Some years ago, I recall having a conversation with an experienced veteran executive in the competitive local exchange carrier industry, who was convinced cable operators would not prove a threat in the CLEC business, a point of view I never have agreed with.
To be fair, the executive at the time was running a CLEC that focused more on multiple-site businesses than single-site organizations.
You can argue that both points of view are correct, that cable companies have indeed proven successful in the small business segment (perhaps 16 voice lines or fewer), but have yet to make an assault on the mid-market or enterprise segments of the market. Cable ops have succeeded in small business market
Integra Telecom, the Portland, Ore.-based CLEC that had in the past focused primarily on smaller accounts, might agree that cable companies are indeed a threat. In fact, Integra Telecom now hopes to focus most of its attention on larger customers.
Integra Telecom revenues, which peaked at $683 million in 2008, fell to $616 million in 2010, in part because of continuing impact of the Great Recession and in part because some smaller businesses went out of business.
But company executives would also say that new competitive threats from rivals including Comcast Corp. were a key factor.

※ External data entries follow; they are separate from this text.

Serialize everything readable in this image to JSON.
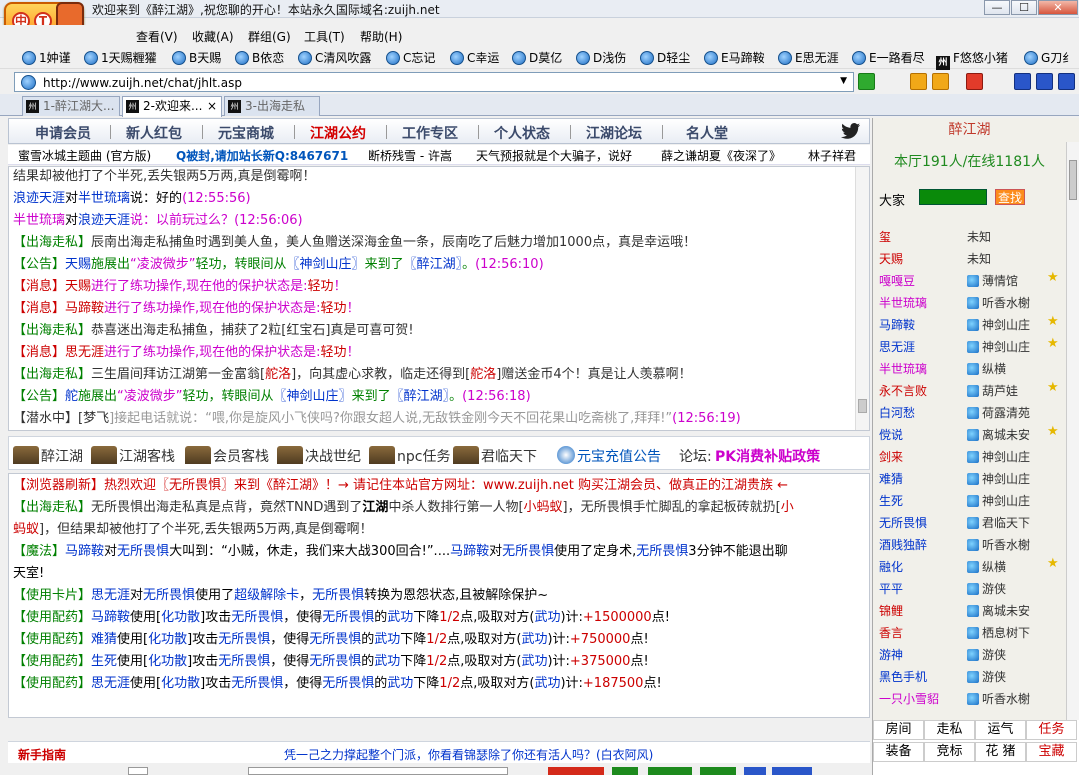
{
  "window_title": "欢迎来到《醉江湖》,祝您聊的开心！本站永久国际域名:zuijh.net",
  "window_controls": [
    "—",
    "☐",
    "✕"
  ],
  "logo_text": [
    "中",
    "T"
  ],
  "menu": [
    "查看(V)",
    "收藏(A)",
    "群组(G)",
    "工具(T)",
    "帮助(H)"
  ],
  "favorites": [
    "1妕谨",
    "1天赐糎獾",
    "B天赐",
    "B依恋",
    "C清风吹露",
    "C忘记",
    "C幸运",
    "D莫亿",
    "D浅伤",
    "D轻尘",
    "E马蹄鞍",
    "E思无涯",
    "E一路看尽",
    "F悠悠小猪",
    "G刀纟"
  ],
  "address": {
    "url": "http://www.zuijh.net/chat/jhlt.asp"
  },
  "tabs": [
    {
      "label": "1-醉江湖大..."
    },
    {
      "label": "2-欢迎来...",
      "close": "×"
    },
    {
      "label": "3-出海走私"
    }
  ],
  "nav": [
    "申请会员",
    "新人红包",
    "元宝商城",
    "江湖公约",
    "工作专区",
    "个人状态",
    "江湖论坛",
    "名人堂"
  ],
  "ticker": [
    {
      "t": "蜜雪冰城主题曲 (官方版)",
      "c": "#333"
    },
    {
      "t": "Q被封,请加站长新Q:8467671",
      "c": "#0055bb",
      "b": true
    },
    {
      "t": "断桥残雪 - 许嵩",
      "c": "#333"
    },
    {
      "t": "天气预报就是个大骗子，说好",
      "c": "#333"
    },
    {
      "t": "薛之谦胡夏《夜深了》",
      "c": "#333"
    },
    {
      "t": "林子祥君",
      "c": "#333"
    }
  ],
  "chat_top": [
    {
      "segs": [
        {
          "t": "结果却被他打了个半死,丢失银两5万两,真是倒霉啊！",
          "c": "#333"
        }
      ]
    },
    {
      "segs": [
        {
          "t": "浪迹天涯",
          "c": "#0033cc"
        },
        {
          "t": "对",
          "c": "#000"
        },
        {
          "t": "半世琉璃",
          "c": "#0033cc"
        },
        {
          "t": "说：好的",
          "c": "#000"
        },
        {
          "t": "(12:55:56)",
          "c": "#cc00cc"
        }
      ]
    },
    {
      "segs": [
        {
          "t": "半世琉璃",
          "c": "#cc00cc"
        },
        {
          "t": "对",
          "c": "#000"
        },
        {
          "t": "浪迹天涯",
          "c": "#0033cc"
        },
        {
          "t": "说：以前玩过么？",
          "c": "#cc00cc"
        },
        {
          "t": "(12:56:06)",
          "c": "#cc00cc"
        }
      ]
    },
    {
      "segs": [
        {
          "t": "【出海走私】",
          "c": "#008000"
        },
        {
          "t": "辰南出海走私捕鱼时遇到美人鱼，美人鱼赠送深海金鱼一条，辰南吃了后魅力增加1000点，真是幸运哦！",
          "c": "#333"
        }
      ]
    },
    {
      "segs": [
        {
          "t": "【公告】",
          "c": "#008000"
        },
        {
          "t": "天赐",
          "c": "#0033cc"
        },
        {
          "t": "施展出",
          "c": "#008000"
        },
        {
          "t": "“凌波微步”",
          "c": "#cc00cc"
        },
        {
          "t": "轻功，转眼间从",
          "c": "#008000"
        },
        {
          "t": "〖神剑山庄〗",
          "c": "#0033cc"
        },
        {
          "t": "来到了",
          "c": "#008000"
        },
        {
          "t": "〖醉江湖〗",
          "c": "#0033cc"
        },
        {
          "t": "。",
          "c": "#008000"
        },
        {
          "t": "(12:56:10)",
          "c": "#cc00cc"
        }
      ]
    },
    {
      "segs": [
        {
          "t": "【消息】",
          "c": "#cc0000"
        },
        {
          "t": "天赐",
          "c": "#cc0000"
        },
        {
          "t": "进行了练功操作,现在他的保护状态是:",
          "c": "#cc00cc"
        },
        {
          "t": "轻功",
          "c": "#cc0000"
        },
        {
          "t": "！",
          "c": "#cc00cc"
        }
      ]
    },
    {
      "segs": [
        {
          "t": "【消息】",
          "c": "#cc0000"
        },
        {
          "t": "马蹄鞍",
          "c": "#cc0000"
        },
        {
          "t": "进行了练功操作,现在他的保护状态是:",
          "c": "#cc00cc"
        },
        {
          "t": "轻功",
          "c": "#cc0000"
        },
        {
          "t": "！",
          "c": "#cc00cc"
        }
      ]
    },
    {
      "segs": [
        {
          "t": "【出海走私】",
          "c": "#008000"
        },
        {
          "t": "恭喜迷出海走私捕鱼，捕获了2粒[红宝石]真是可喜可贺!",
          "c": "#333"
        }
      ]
    },
    {
      "segs": [
        {
          "t": "【消息】",
          "c": "#cc0000"
        },
        {
          "t": "思无涯",
          "c": "#cc0000"
        },
        {
          "t": "进行了练功操作,现在他的保护状态是:",
          "c": "#cc00cc"
        },
        {
          "t": "轻功",
          "c": "#cc0000"
        },
        {
          "t": "！",
          "c": "#cc00cc"
        }
      ]
    },
    {
      "segs": [
        {
          "t": "【出海走私】",
          "c": "#008000"
        },
        {
          "t": "三生眉间拜访江湖第一金富翁[",
          "c": "#333"
        },
        {
          "t": "舵洛",
          "c": "#cc0000"
        },
        {
          "t": "]，向其虚心求教，临走还得到[",
          "c": "#333"
        },
        {
          "t": "舵洛",
          "c": "#cc0000"
        },
        {
          "t": "]赠送金币4个！真是让人羡慕啊！",
          "c": "#333"
        }
      ]
    },
    {
      "segs": [
        {
          "t": "【公告】",
          "c": "#008000"
        },
        {
          "t": "舵",
          "c": "#0033cc"
        },
        {
          "t": "施展出",
          "c": "#008000"
        },
        {
          "t": "“凌波微步”",
          "c": "#cc00cc"
        },
        {
          "t": "轻功，转眼间从",
          "c": "#008000"
        },
        {
          "t": "〖神剑山庄〗",
          "c": "#0033cc"
        },
        {
          "t": "来到了",
          "c": "#008000"
        },
        {
          "t": "〖醉江湖〗",
          "c": "#0033cc"
        },
        {
          "t": "。",
          "c": "#008000"
        },
        {
          "t": "(12:56:18)",
          "c": "#cc00cc"
        }
      ]
    },
    {
      "segs": [
        {
          "t": "【潜水中】",
          "c": "#333"
        },
        {
          "t": "[",
          "c": "#333"
        },
        {
          "t": "梦飞",
          "c": "#333"
        },
        {
          "t": "]接起电话就说：“喂,你是旋风小飞侠吗?你跟女超人说,无敌铁金刚今天不回花果山吃斋桃了,拜拜!”",
          "c": "#999"
        },
        {
          "t": "(12:56:19)",
          "c": "#cc00cc"
        }
      ]
    }
  ],
  "rooms": [
    "醉江湖",
    "江湖客栈",
    "会员客栈",
    "决战世纪",
    "npc任务",
    "君临天下",
    "元宝充值公告"
  ],
  "forum_label": "论坛:",
  "forum_link": "PK消费补贴政策",
  "chat_bottom": [
    {
      "segs": [
        {
          "t": "【浏览器刷新】热烈欢迎〖无所畏惧〗来到《醉江湖》！→ 请记住本站官方网址：www.zuijh.net 购买江湖会员、做真正的江湖贵族 ←",
          "c": "#cc0000"
        }
      ]
    },
    {
      "segs": [
        {
          "t": "【出海走私】",
          "c": "#008000"
        },
        {
          "t": "无所畏惧出海走私真是点背，竟然TNND遇到了",
          "c": "#333"
        },
        {
          "t": "江湖",
          "c": "#000",
          "b": true
        },
        {
          "t": "中杀人数排行第一人物[",
          "c": "#333"
        },
        {
          "t": "小蚂蚁",
          "c": "#cc0000"
        },
        {
          "t": "]，无所畏惧手忙脚乱的拿起板砖就扔[",
          "c": "#333"
        },
        {
          "t": "小",
          "c": "#cc0000"
        }
      ]
    },
    {
      "segs": [
        {
          "t": "蚂蚁",
          "c": "#cc0000"
        },
        {
          "t": "]，但结果却被他打了个半死,丢失银两5万两,真是倒霉啊！",
          "c": "#333"
        }
      ]
    },
    {
      "segs": [
        {
          "t": "【魔法】",
          "c": "#008000"
        },
        {
          "t": "马蹄鞍",
          "c": "#0033cc"
        },
        {
          "t": "对",
          "c": "#000"
        },
        {
          "t": "无所畏惧",
          "c": "#0033cc"
        },
        {
          "t": "大叫到：“小贼，休走，我们来大战300回合!”....",
          "c": "#000"
        },
        {
          "t": "马蹄鞍",
          "c": "#0033cc"
        },
        {
          "t": "对",
          "c": "#000"
        },
        {
          "t": "无所畏惧",
          "c": "#0033cc"
        },
        {
          "t": "使用了定身术,",
          "c": "#000"
        },
        {
          "t": "无所畏惧",
          "c": "#0033cc"
        },
        {
          "t": "3分钟不能退出聊",
          "c": "#000"
        }
      ]
    },
    {
      "segs": [
        {
          "t": "天室!",
          "c": "#000"
        }
      ]
    },
    {
      "segs": [
        {
          "t": "【使用卡片】",
          "c": "#008000"
        },
        {
          "t": "思无涯",
          "c": "#0033cc"
        },
        {
          "t": "对",
          "c": "#000"
        },
        {
          "t": "无所畏惧",
          "c": "#0033cc"
        },
        {
          "t": "使用了",
          "c": "#000"
        },
        {
          "t": "超级解除卡",
          "c": "#0033cc"
        },
        {
          "t": "，",
          "c": "#000"
        },
        {
          "t": "无所畏惧",
          "c": "#0033cc"
        },
        {
          "t": "转换为恩怨状态,且被解除保护~",
          "c": "#000"
        }
      ]
    },
    {
      "segs": [
        {
          "t": "【使用配药】",
          "c": "#008000"
        },
        {
          "t": "马蹄鞍",
          "c": "#0033cc"
        },
        {
          "t": "使用[",
          "c": "#000"
        },
        {
          "t": "化功散",
          "c": "#0033cc"
        },
        {
          "t": "]攻击",
          "c": "#000"
        },
        {
          "t": "无所畏惧",
          "c": "#0033cc"
        },
        {
          "t": "，使得",
          "c": "#000"
        },
        {
          "t": "无所畏惧",
          "c": "#0033cc"
        },
        {
          "t": "的",
          "c": "#000"
        },
        {
          "t": "武功",
          "c": "#0033cc"
        },
        {
          "t": "下降",
          "c": "#000"
        },
        {
          "t": "1/2",
          "c": "#cc0000"
        },
        {
          "t": "点,吸取对方(",
          "c": "#000"
        },
        {
          "t": "武功",
          "c": "#0033cc"
        },
        {
          "t": ")计:",
          "c": "#000"
        },
        {
          "t": "+1500000",
          "c": "#cc0000"
        },
        {
          "t": "点!",
          "c": "#000"
        }
      ]
    },
    {
      "segs": [
        {
          "t": "【使用配药】",
          "c": "#008000"
        },
        {
          "t": "难猜",
          "c": "#0033cc"
        },
        {
          "t": "使用[",
          "c": "#000"
        },
        {
          "t": "化功散",
          "c": "#0033cc"
        },
        {
          "t": "]攻击",
          "c": "#000"
        },
        {
          "t": "无所畏惧",
          "c": "#0033cc"
        },
        {
          "t": "，使得",
          "c": "#000"
        },
        {
          "t": "无所畏惧",
          "c": "#0033cc"
        },
        {
          "t": "的",
          "c": "#000"
        },
        {
          "t": "武功",
          "c": "#0033cc"
        },
        {
          "t": "下降",
          "c": "#000"
        },
        {
          "t": "1/2",
          "c": "#cc0000"
        },
        {
          "t": "点,吸取对方(",
          "c": "#000"
        },
        {
          "t": "武功",
          "c": "#0033cc"
        },
        {
          "t": ")计:",
          "c": "#000"
        },
        {
          "t": "+750000",
          "c": "#cc0000"
        },
        {
          "t": "点!",
          "c": "#000"
        }
      ]
    },
    {
      "segs": [
        {
          "t": "【使用配药】",
          "c": "#008000"
        },
        {
          "t": "生死",
          "c": "#0033cc"
        },
        {
          "t": "使用[",
          "c": "#000"
        },
        {
          "t": "化功散",
          "c": "#0033cc"
        },
        {
          "t": "]攻击",
          "c": "#000"
        },
        {
          "t": "无所畏惧",
          "c": "#0033cc"
        },
        {
          "t": "，使得",
          "c": "#000"
        },
        {
          "t": "无所畏惧",
          "c": "#0033cc"
        },
        {
          "t": "的",
          "c": "#000"
        },
        {
          "t": "武功",
          "c": "#0033cc"
        },
        {
          "t": "下降",
          "c": "#000"
        },
        {
          "t": "1/2",
          "c": "#cc0000"
        },
        {
          "t": "点,吸取对方(",
          "c": "#000"
        },
        {
          "t": "武功",
          "c": "#0033cc"
        },
        {
          "t": ")计:",
          "c": "#000"
        },
        {
          "t": "+375000",
          "c": "#cc0000"
        },
        {
          "t": "点!",
          "c": "#000"
        }
      ]
    },
    {
      "segs": [
        {
          "t": "【使用配药】",
          "c": "#008000"
        },
        {
          "t": "思无涯",
          "c": "#0033cc"
        },
        {
          "t": "使用[",
          "c": "#000"
        },
        {
          "t": "化功散",
          "c": "#0033cc"
        },
        {
          "t": "]攻击",
          "c": "#000"
        },
        {
          "t": "无所畏惧",
          "c": "#0033cc"
        },
        {
          "t": "，使得",
          "c": "#000"
        },
        {
          "t": "无所畏惧",
          "c": "#0033cc"
        },
        {
          "t": "的",
          "c": "#000"
        },
        {
          "t": "武功",
          "c": "#0033cc"
        },
        {
          "t": "下降",
          "c": "#000"
        },
        {
          "t": "1/2",
          "c": "#cc0000"
        },
        {
          "t": "点,吸取对方(",
          "c": "#000"
        },
        {
          "t": "武功",
          "c": "#0033cc"
        },
        {
          "t": ")计:",
          "c": "#000"
        },
        {
          "t": "+187500",
          "c": "#cc0000"
        },
        {
          "t": "点!",
          "c": "#000"
        }
      ]
    }
  ],
  "bottom": {
    "guide": "新手指南",
    "slogan": "凭一己之力撑起整个门派，你看看锦瑟除了你还有活人吗？(白衣阿风)"
  },
  "right_panel": {
    "title": "醉江湖",
    "stats": "本厅191人/在线1181人",
    "dajia": "大家",
    "search_btn": "查找",
    "users": [
      {
        "name": "玺",
        "loc": "未知",
        "c": "#cc0000",
        "icon": false,
        "star": false
      },
      {
        "name": "天赐",
        "loc": "未知",
        "c": "#cc0000",
        "icon": false,
        "star": false
      },
      {
        "name": "嘎嘎豆",
        "loc": "薄情馆",
        "c": "#cc00cc",
        "icon": true,
        "star": true
      },
      {
        "name": "半世琉璃",
        "loc": "听香水榭",
        "c": "#cc00cc",
        "icon": true,
        "star": false
      },
      {
        "name": "马蹄鞍",
        "loc": "神剑山庄",
        "c": "#0033cc",
        "icon": true,
        "star": true
      },
      {
        "name": "思无涯",
        "loc": "神剑山庄",
        "c": "#0033cc",
        "icon": true,
        "star": true
      },
      {
        "name": "半世琉璃",
        "loc": "纵横",
        "c": "#cc00cc",
        "icon": true,
        "star": false
      },
      {
        "name": "永不言败",
        "loc": "葫芦娃",
        "c": "#cc0000",
        "icon": true,
        "star": true
      },
      {
        "name": "白河愁",
        "loc": "荷露清苑",
        "c": "#0033cc",
        "icon": true,
        "star": false
      },
      {
        "name": "傥说",
        "loc": "离城未安",
        "c": "#0033cc",
        "icon": true,
        "star": true
      },
      {
        "name": "剑来",
        "loc": "神剑山庄",
        "c": "#cc0000",
        "icon": true,
        "star": false
      },
      {
        "name": "难猜",
        "loc": "神剑山庄",
        "c": "#0033cc",
        "icon": true,
        "star": false
      },
      {
        "name": "生死",
        "loc": "神剑山庄",
        "c": "#0033cc",
        "icon": true,
        "star": false
      },
      {
        "name": "无所畏惧",
        "loc": "君临天下",
        "c": "#0033cc",
        "icon": true,
        "star": false
      },
      {
        "name": "酒贱独醉",
        "loc": "听香水榭",
        "c": "#0033cc",
        "icon": true,
        "star": false
      },
      {
        "name": "融化",
        "loc": "纵横",
        "c": "#0033cc",
        "icon": true,
        "star": true
      },
      {
        "name": "平平",
        "loc": "游侠",
        "c": "#0033cc",
        "icon": true,
        "star": false
      },
      {
        "name": "锦鲤",
        "loc": "离城未安",
        "c": "#cc0000",
        "icon": true,
        "star": false
      },
      {
        "name": "香言",
        "loc": "栖息树下",
        "c": "#cc0000",
        "icon": true,
        "star": false
      },
      {
        "name": "游神",
        "loc": "游侠",
        "c": "#0033cc",
        "icon": true,
        "star": false
      },
      {
        "name": "黑色手机",
        "loc": "游侠",
        "c": "#0033cc",
        "icon": true,
        "star": false
      },
      {
        "name": "一只小雪貂",
        "loc": "听香水榭",
        "c": "#cc00cc",
        "icon": true,
        "star": false
      }
    ],
    "grid": [
      [
        {
          "t": "房间",
          "c": "#000"
        },
        {
          "t": "走私",
          "c": "#000"
        },
        {
          "t": "运气",
          "c": "#000"
        },
        {
          "t": "任务",
          "c": "#cc0000"
        }
      ],
      [
        {
          "t": "装备",
          "c": "#000"
        },
        {
          "t": "竞标",
          "c": "#000"
        },
        {
          "t": "花 猪",
          "c": "#000"
        },
        {
          "t": "宝藏",
          "c": "#cc0000"
        }
      ]
    ]
  }
}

So Integra began targeting larger customers. Integra Telecom's challenges not unique
That same decision-making context is certain to affect other CLECs, and sales partners for CLECs, as cable operators now only continue to show they are effective in the small business market, but as they slowly gear up to tackle larger accounts as well.
Unless you believe the deal Comcast, Cox Communications, Time Warner Cable and Bright House Networks have to resell Verizon services is somehow invalidated by regulatory authorities, those cable operators now have many of the tools they will need to succeed in sales of products to larger organizations, not limited to wireless services.